Van Schoor strongly denies being a "serial killer," maintaining that his actions were legal and sanctioned by the police. He claims the police never criticized or warned him, but instead actively encouraged him. "Every officer in East London knew what was going on… all the police officers knew," he said. "Not once did anybody say ‘Hey Louis, you’re on the borderline or you should cool it or whatever’… they all knew what was happening."

 

Jacobson found police records indicating officers were often present during the shootings but never questioned van Schoor.

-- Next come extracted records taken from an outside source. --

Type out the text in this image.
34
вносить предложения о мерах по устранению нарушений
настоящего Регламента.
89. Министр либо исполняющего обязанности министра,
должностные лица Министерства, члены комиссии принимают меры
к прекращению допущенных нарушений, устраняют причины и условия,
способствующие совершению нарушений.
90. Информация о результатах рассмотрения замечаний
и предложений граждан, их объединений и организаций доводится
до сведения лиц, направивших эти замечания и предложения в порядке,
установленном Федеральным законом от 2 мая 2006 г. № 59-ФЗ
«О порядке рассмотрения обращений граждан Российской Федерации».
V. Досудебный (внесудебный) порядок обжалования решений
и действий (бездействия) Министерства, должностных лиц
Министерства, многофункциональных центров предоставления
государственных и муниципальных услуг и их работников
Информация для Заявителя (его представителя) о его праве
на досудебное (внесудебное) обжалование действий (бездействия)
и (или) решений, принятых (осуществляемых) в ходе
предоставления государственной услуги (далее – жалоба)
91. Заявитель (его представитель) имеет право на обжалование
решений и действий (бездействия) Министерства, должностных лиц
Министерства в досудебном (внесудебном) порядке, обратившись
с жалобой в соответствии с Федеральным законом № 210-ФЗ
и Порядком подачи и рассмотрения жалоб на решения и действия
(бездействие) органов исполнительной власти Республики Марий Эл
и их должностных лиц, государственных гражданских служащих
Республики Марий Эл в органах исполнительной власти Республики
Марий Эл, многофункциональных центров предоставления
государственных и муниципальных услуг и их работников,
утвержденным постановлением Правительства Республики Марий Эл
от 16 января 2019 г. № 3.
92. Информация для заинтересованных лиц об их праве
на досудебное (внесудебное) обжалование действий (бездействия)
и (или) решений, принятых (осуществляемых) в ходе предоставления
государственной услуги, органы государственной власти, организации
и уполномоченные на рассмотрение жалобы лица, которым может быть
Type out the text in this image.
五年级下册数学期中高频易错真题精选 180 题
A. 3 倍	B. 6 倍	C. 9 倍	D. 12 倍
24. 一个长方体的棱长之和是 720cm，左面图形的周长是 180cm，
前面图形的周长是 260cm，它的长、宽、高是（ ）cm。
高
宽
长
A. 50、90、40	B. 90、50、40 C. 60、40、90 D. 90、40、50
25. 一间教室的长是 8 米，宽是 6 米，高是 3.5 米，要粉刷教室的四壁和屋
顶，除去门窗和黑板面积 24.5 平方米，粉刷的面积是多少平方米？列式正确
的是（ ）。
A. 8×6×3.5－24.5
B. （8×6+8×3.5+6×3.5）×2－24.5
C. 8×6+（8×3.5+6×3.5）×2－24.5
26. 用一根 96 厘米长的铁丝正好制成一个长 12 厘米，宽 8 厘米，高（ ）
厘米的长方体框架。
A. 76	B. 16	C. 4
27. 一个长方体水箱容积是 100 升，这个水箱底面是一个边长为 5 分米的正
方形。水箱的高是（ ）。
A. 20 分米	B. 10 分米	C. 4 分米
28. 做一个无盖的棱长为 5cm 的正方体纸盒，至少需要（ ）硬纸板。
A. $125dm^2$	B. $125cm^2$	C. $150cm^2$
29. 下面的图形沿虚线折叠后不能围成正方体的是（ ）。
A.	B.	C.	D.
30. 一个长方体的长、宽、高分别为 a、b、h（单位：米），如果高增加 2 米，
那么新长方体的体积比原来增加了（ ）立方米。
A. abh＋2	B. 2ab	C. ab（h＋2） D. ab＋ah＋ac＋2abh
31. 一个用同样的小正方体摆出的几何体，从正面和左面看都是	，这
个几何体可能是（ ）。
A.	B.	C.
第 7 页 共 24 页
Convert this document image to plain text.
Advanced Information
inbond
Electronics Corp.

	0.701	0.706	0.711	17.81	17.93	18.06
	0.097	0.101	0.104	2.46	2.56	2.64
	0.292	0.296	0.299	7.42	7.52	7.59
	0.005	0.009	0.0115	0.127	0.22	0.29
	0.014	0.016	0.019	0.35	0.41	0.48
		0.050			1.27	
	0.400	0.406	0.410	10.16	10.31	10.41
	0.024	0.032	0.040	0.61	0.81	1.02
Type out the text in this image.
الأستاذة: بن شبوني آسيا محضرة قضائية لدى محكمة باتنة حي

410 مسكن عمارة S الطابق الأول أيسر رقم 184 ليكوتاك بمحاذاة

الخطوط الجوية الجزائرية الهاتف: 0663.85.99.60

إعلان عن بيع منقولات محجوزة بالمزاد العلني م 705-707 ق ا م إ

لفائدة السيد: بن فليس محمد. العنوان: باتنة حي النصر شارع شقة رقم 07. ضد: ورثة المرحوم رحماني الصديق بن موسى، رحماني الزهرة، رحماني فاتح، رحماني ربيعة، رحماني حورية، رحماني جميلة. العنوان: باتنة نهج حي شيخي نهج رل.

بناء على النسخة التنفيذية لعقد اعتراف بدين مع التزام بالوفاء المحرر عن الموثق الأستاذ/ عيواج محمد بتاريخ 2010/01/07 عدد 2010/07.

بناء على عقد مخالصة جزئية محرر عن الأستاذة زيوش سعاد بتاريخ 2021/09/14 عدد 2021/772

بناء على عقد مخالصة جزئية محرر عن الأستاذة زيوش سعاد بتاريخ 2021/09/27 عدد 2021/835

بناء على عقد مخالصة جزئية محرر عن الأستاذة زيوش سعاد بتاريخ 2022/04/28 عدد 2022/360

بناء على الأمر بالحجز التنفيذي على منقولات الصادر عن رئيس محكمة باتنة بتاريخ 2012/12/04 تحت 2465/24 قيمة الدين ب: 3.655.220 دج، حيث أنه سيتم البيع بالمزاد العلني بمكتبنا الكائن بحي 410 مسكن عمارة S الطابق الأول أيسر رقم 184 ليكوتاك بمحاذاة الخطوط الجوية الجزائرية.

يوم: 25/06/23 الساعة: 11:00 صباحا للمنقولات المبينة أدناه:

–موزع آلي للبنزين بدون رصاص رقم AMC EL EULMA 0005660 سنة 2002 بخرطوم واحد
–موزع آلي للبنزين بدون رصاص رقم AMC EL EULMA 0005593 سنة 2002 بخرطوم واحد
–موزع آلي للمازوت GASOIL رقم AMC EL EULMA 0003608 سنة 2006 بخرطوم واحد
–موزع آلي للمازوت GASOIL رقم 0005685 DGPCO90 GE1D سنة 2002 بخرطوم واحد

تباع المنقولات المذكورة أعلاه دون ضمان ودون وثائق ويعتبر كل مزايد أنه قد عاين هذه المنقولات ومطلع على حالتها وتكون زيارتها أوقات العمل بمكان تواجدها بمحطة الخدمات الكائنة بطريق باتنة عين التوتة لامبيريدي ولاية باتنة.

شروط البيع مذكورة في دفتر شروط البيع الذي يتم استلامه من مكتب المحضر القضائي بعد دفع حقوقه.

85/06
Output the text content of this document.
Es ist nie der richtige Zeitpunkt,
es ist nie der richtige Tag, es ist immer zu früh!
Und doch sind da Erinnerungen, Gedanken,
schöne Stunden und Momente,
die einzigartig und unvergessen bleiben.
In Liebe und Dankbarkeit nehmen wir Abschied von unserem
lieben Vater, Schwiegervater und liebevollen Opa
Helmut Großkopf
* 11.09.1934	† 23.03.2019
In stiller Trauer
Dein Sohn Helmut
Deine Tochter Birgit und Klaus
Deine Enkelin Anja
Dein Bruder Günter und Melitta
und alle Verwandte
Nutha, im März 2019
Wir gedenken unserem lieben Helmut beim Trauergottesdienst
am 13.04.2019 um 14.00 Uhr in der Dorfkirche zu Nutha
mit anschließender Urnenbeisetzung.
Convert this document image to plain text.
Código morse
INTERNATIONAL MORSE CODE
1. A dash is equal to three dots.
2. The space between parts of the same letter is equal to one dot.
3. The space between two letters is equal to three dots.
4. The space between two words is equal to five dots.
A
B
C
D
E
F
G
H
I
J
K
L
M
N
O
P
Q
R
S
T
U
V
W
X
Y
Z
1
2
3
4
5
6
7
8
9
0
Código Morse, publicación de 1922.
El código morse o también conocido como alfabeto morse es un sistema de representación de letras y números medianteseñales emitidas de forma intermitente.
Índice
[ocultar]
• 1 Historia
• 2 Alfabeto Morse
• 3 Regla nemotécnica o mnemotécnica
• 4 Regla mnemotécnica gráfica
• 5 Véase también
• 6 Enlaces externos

The police frequently failed to collect crucial forensic evidence, such as bullet casings, and neglected to take photos of the deceased at the scenes. "These were cover-ups… He had the backing from police officers from junior rank and senior rank," said Goodenough. "They wouldn’t investigate. They’d sit down with him and have a cigarette while chatting, with bodies lying nearby."

 

Van Schoor’s actions were facilitated by a society that allowed him to operate with impunity. "Van Schoor was a serial killer because there was a society that allowed him to be one," says Jacobson. For the relatives of van Schoor’s victims, his freedom and the state’s failure to investigate his killings are sources of enduring pain. Some families never recovered their loved ones’ bodies. "It seems like we are stuck in this phase of being heartbroken, being angry," says Marlene Mvumbi, whose brother Edward was murdered by van Schoor in 1987 and whose remains were dumped in an unmarked grave without the family’s consent. "Lots of people are still missing and not even in the graveyard… there is no closure."

 

Van Schoor’s case predates South Africa’s 1995 Truth and Reconciliation Commission, which provided compensation to many victims of apartheid-era crimes. Sharlene Crage, a former activist who pushed for van Schoor’s prosecution, is outraged that he was ever allowed to walk free. "It’s a shocking miscarriage of justice," she said. "There is no reason his case shouldn’t be reopened." Despite being sentenced to over 90 years in prison in 1992, van Schoor was allowed to serve his terms concurrently and was freed on parole in 2004.

 

The early release of apartheid-era killers from prison remains a contentious issue in South Africa. In 2022, protests erupted in Johannesburg over the parole of Janusz Walus, who killed anti-apartheid politician Chris Hani. A few years earlier, Eugene de Kock, responsible for a death squad that abducted, tortured, and murdered dozens of black activists, was also freed.

 

Today, van Schoor spends most of his time watching rugby, smoking, and playing with his pet rottweiler, Brutus. He claims to have no memory of many of his killings and denies having shot as many as 100 people, as some reports suggest. "I honestly don’t know how many I shot. Some say over a 100.